Las primeras lluvias de intensidad de este miércoles han vuelto a poner a prueba el sistema de drenaje de Murcia y han dejado una imagen conocida para muchos vecinos: calles convertidas en auténticas balsas de agua en distintos puntos de la ciudad.

La zona norte de Murcia, el barrio del Carmen y varias calles del centro han sufrido acumulaciones importantes de agua durante los momentos de mayor intensidad de la precipitación. Vías como Platería, Correos y otros puntos del casco histórico han presentado dificultades para evacuar la lluvia, con acumulados de 48,3 litros por metro cuadrado, con vecinos y comerciantes observando cómo los imbornales no daban abasto ante el volumen de agua caída en pocos minutos.

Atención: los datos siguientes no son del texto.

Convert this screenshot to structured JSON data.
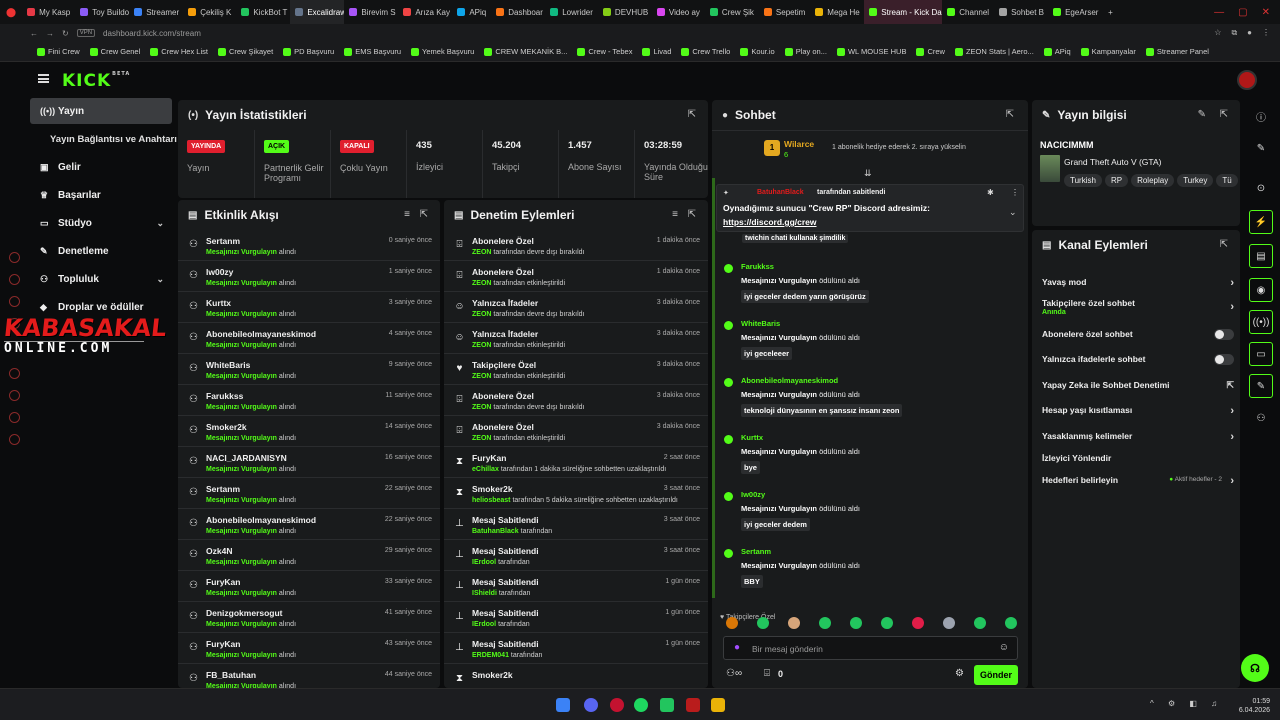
{
  "browser": {
    "tabs": [
      "My Kasp",
      "Toy Buildo",
      "Streamer",
      "Çekiliş K",
      "KickBot T",
      "Excalidraw",
      "Birevim S",
      "Arıza Kay",
      "APiq",
      "Dashboar",
      "Lowrider",
      "DEVHUB",
      "Video ay",
      "Crew Şik",
      "Sepetim",
      "Mega He",
      "Stream - Kick Da",
      "Channel",
      "Sohbet B",
      "EgeArser"
    ],
    "new_tab": "+",
    "url": "dashboard.kick.com/stream",
    "vpn": "VPN",
    "bookmarks": [
      "Fini Crew",
      "Crew Genel",
      "Crew Hex List",
      "Crew Şikayet",
      "PD Başvuru",
      "EMS Başvuru",
      "Yemek Başvuru",
      "CREW MEKANİK B...",
      "Crew - Tebex",
      "Livad",
      "Crew Trello",
      "Kour.io",
      "Play on...",
      "WL MOUSE HUB",
      "Crew",
      "ZEON Stats | Aero...",
      "APiq",
      "Kampanyalar",
      "Streamer Panel"
    ]
  },
  "logo": {
    "text": "KICK",
    "beta": "BETA"
  },
  "sidebar": {
    "yayin": "Yayın",
    "baglanti": "Yayın Bağlantısı ve Anahtarı",
    "gelir": "Gelir",
    "basarilar": "Başarılar",
    "studyo": "Stüdyo",
    "denetleme": "Denetleme",
    "topluluk": "Topluluk",
    "droplar": "Droplar ve ödüller"
  },
  "watermark": {
    "line1": "KABASAKAL",
    "line2": "ONLINE.COM"
  },
  "stats": {
    "title": "Yayın İstatistikleri",
    "items": [
      {
        "badge": "YAYINDA",
        "label": "Yayın"
      },
      {
        "badge": "AÇIK",
        "label": "Partnerlik Gelir Programı"
      },
      {
        "badge": "KAPALI",
        "label": "Çoklu Yayın"
      },
      {
        "value": "435",
        "label": "İzleyici"
      },
      {
        "value": "45.204",
        "label": "Takipçi"
      },
      {
        "value": "1.457",
        "label": "Abone Sayısı"
      },
      {
        "value": "03:28:59",
        "label": "Yayında Olduğu Süre"
      }
    ]
  },
  "activity": {
    "title": "Etkinlik Akışı",
    "prefix": "Mesajınızı Vurgulayın",
    "suffix": "alındı",
    "rows": [
      {
        "name": "Sertanm",
        "time": "0 saniye önce"
      },
      {
        "name": "Iw00zy",
        "time": "1 saniye önce"
      },
      {
        "name": "Kurttx",
        "time": "3 saniye önce"
      },
      {
        "name": "Abonebileolmayaneskimod",
        "time": "4 saniye önce"
      },
      {
        "name": "WhiteBaris",
        "time": "9 saniye önce"
      },
      {
        "name": "Farukkss",
        "time": "11 saniye önce"
      },
      {
        "name": "Smoker2k",
        "time": "14 saniye önce"
      },
      {
        "name": "NACI_JARDANISYN",
        "time": "16 saniye önce"
      },
      {
        "name": "Sertanm",
        "time": "22 saniye önce"
      },
      {
        "name": "Abonebileolmayaneskimod",
        "time": "22 saniye önce"
      },
      {
        "name": "Ozk4N",
        "time": "29 saniye önce"
      },
      {
        "name": "FuryKan",
        "time": "33 saniye önce"
      },
      {
        "name": "Denizgokmersogut",
        "time": "41 saniye önce"
      },
      {
        "name": "FuryKan",
        "time": "43 saniye önce"
      },
      {
        "name": "FB_Batuhan",
        "time": "44 saniye önce"
      }
    ]
  },
  "moderation": {
    "title": "Denetim Eylemleri",
    "rows": [
      {
        "title": "Abonelere Özel",
        "user": "ZEON",
        "text": "tarafından devre dışı bırakıldı",
        "time": "1 dakika önce",
        "icon": "gift-icon"
      },
      {
        "title": "Abonelere Özel",
        "user": "ZEON",
        "text": "tarafından etkinleştirildi",
        "time": "1 dakika önce",
        "icon": "gift-icon"
      },
      {
        "title": "Yalnızca İfadeler",
        "user": "ZEON",
        "text": "tarafından devre dışı bırakıldı",
        "time": "3 dakika önce",
        "icon": "smile-icon"
      },
      {
        "title": "Yalnızca İfadeler",
        "user": "ZEON",
        "text": "tarafından etkinleştirildi",
        "time": "3 dakika önce",
        "icon": "smile-icon"
      },
      {
        "title": "Takipçilere Özel",
        "user": "ZEON",
        "text": "tarafından etkinleştirildi",
        "time": "3 dakika önce",
        "icon": "heart-icon"
      },
      {
        "title": "Abonelere Özel",
        "user": "ZEON",
        "text": "tarafından devre dışı bırakıldı",
        "time": "3 dakika önce",
        "icon": "gift-icon"
      },
      {
        "title": "Abonelere Özel",
        "user": "ZEON",
        "text": "tarafından etkinleştirildi",
        "time": "3 dakika önce",
        "icon": "gift-icon"
      },
      {
        "title": "FuryKan",
        "user": "eChillax",
        "text": "tarafından 1 dakika süreliğine sohbetten uzaklaştırıldı",
        "time": "2 saat önce",
        "icon": "hourglass-icon"
      },
      {
        "title": "Smoker2k",
        "user": "heliosbeast",
        "text": "tarafından 5 dakika süreliğine sohbetten uzaklaştırıldı",
        "time": "3 saat önce",
        "icon": "hourglass-icon"
      },
      {
        "title": "Mesaj Sabitlendi",
        "user": "BatuhanBlack",
        "text": "tarafından",
        "time": "3 saat önce",
        "icon": "pin-icon"
      },
      {
        "title": "Mesaj Sabitlendi",
        "user": "IErdool",
        "text": "tarafından",
        "time": "3 saat önce",
        "icon": "pin-icon"
      },
      {
        "title": "Mesaj Sabitlendi",
        "user": "IShieldi",
        "text": "tarafından",
        "time": "1 gün önce",
        "icon": "pin-icon"
      },
      {
        "title": "Mesaj Sabitlendi",
        "user": "IErdool",
        "text": "tarafından",
        "time": "1 gün önce",
        "icon": "pin-icon"
      },
      {
        "title": "Mesaj Sabitlendi",
        "user": "ERDEM041",
        "text": "tarafından",
        "time": "1 gün önce",
        "icon": "pin-icon"
      },
      {
        "title": "Smoker2k",
        "user": "",
        "text": "",
        "time": "",
        "icon": "hourglass-icon"
      }
    ]
  },
  "chat": {
    "title": "Sohbet",
    "top_user": "Wilarce",
    "top_rank": "1",
    "top_count": "6",
    "top_note": "1 abonelik hediye ederek 2. sıraya yükselin",
    "pinned_by": "BatuhanBlack",
    "pinned_suffix": "tarafından sabitlendi",
    "pinned_text": "Oynadığımız sunucu \"Crew RP\" Discord adresimiz:",
    "pinned_link": "https://discord.gg/crew",
    "prev_msg": "twichin chati kullanak şimdilik",
    "reward_line": "Mesajınızı Vurgulayın",
    "reward_suffix": "ödülünü aldı",
    "messages": [
      {
        "name": "Farukkss",
        "msg": "iyi geceler dedem yarın görüşürüz"
      },
      {
        "name": "WhiteBaris",
        "msg": "iyi geceleeer"
      },
      {
        "name": "Abonebileolmayaneskimod",
        "msg": "teknoloji dünyasının en şanssız insanı zeon"
      },
      {
        "name": "Kurttx",
        "msg": "bye"
      },
      {
        "name": "Iw00zy",
        "msg": "iyi geceler dedem"
      },
      {
        "name": "Sertanm",
        "msg": "BBY"
      }
    ],
    "quick_label": "Takipçilere Özel",
    "input_placeholder": "Bir mesaj gönderin",
    "count": "0",
    "send": "Gönder"
  },
  "stream_info": {
    "title": "Yayın bilgisi",
    "stream_title": "NACICIMMM",
    "category": "Grand Theft Auto V (GTA)",
    "tags": [
      "Turkish",
      "RP",
      "Roleplay",
      "Turkey",
      "Tü"
    ]
  },
  "channel_actions": {
    "title": "Kanal Eylemleri",
    "slow": "Yavaş mod",
    "followers": "Takipçilere özel sohbet",
    "followers_sub": "Anında",
    "subs": "Abonelere özel sohbet",
    "emotes": "Yalnızca ifadelerle sohbet",
    "ai": "Yapay Zeka ile Sohbet Denetimi",
    "age": "Hesap yaşı kısıtlaması",
    "banned": "Yasaklanmış kelimeler",
    "redirect": "İzleyici Yönlendir",
    "goals": "Hedefleri belirleyin",
    "goals_sub": "Aktif hedefler - 2"
  },
  "taskbar": {
    "time": "01:59",
    "date": "6.04.2026"
  },
  "colors": {
    "accent": "#53fc18",
    "live": "#e01f2e",
    "bg": "#0b0c0d",
    "panel": "#191b1c"
  }
}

La situación ha generado críticas entre ciudadanos que recuerdan que el Ayuntamiento de Murcia había anunciado previamente un amplio dispositivo de limpieza de la red de drenaje. Según los datos municipales, durante los primeros ocho meses de 2026 se realizaron 38.398 limpiezas de imbornales en la ciudad, barrios y pedanías, con el objetivo de mantener despejados los puntos de recogida de aguas pluviales y reducir el riesgo de inundaciones.

Estos trabajos, según informó el Consistorio, se llevaron a cabo en zonas como Miguel de Cervantes, Ronda Sur, el barrio del Carmen, Espinardo, Churra o El Palmar, además de otros puntos del municipio.

Sin embargo, la jornada de lluvias ha vuelto a abrir el debate sobre si estas actuaciones son suficientes o si Murcia necesita una planificación más ambiciosa para hacer frente a episodios de lluvias intensas, cada vez más frecuentes. La acumulación de agua en calles céntricas y barrios vuelve a evidenciar que, pese a los trabajos realizados, existen puntos donde la red de evacuación sigue teniendo dificultades cuando las precipitaciones son fuertes en poco tiempo.

El viento y la lluvia también provocan daños en el Puente Viejo

A las incidencias provocadas por el agua se ha sumado el viento, que ha causado la caída del arco decorativo instalado en el Puente Viejo con motivo de la Feria de Murcia.

La estructura ornamental no ha resistido las fuertes rachas registradas durante la jornada y ha terminado desprendiéndose, obligando a intervenir para retirar los elementos afectados y garantizar la seguridad en la zona.

Una jornada que deja así una doble imagen: por un lado, la llegada de unas lluvias esperadas tras semanas de calor; por otro, los problemas que vuelven a aparecer cuando el agua pone a prueba las infraestructuras urbanas de Murcia.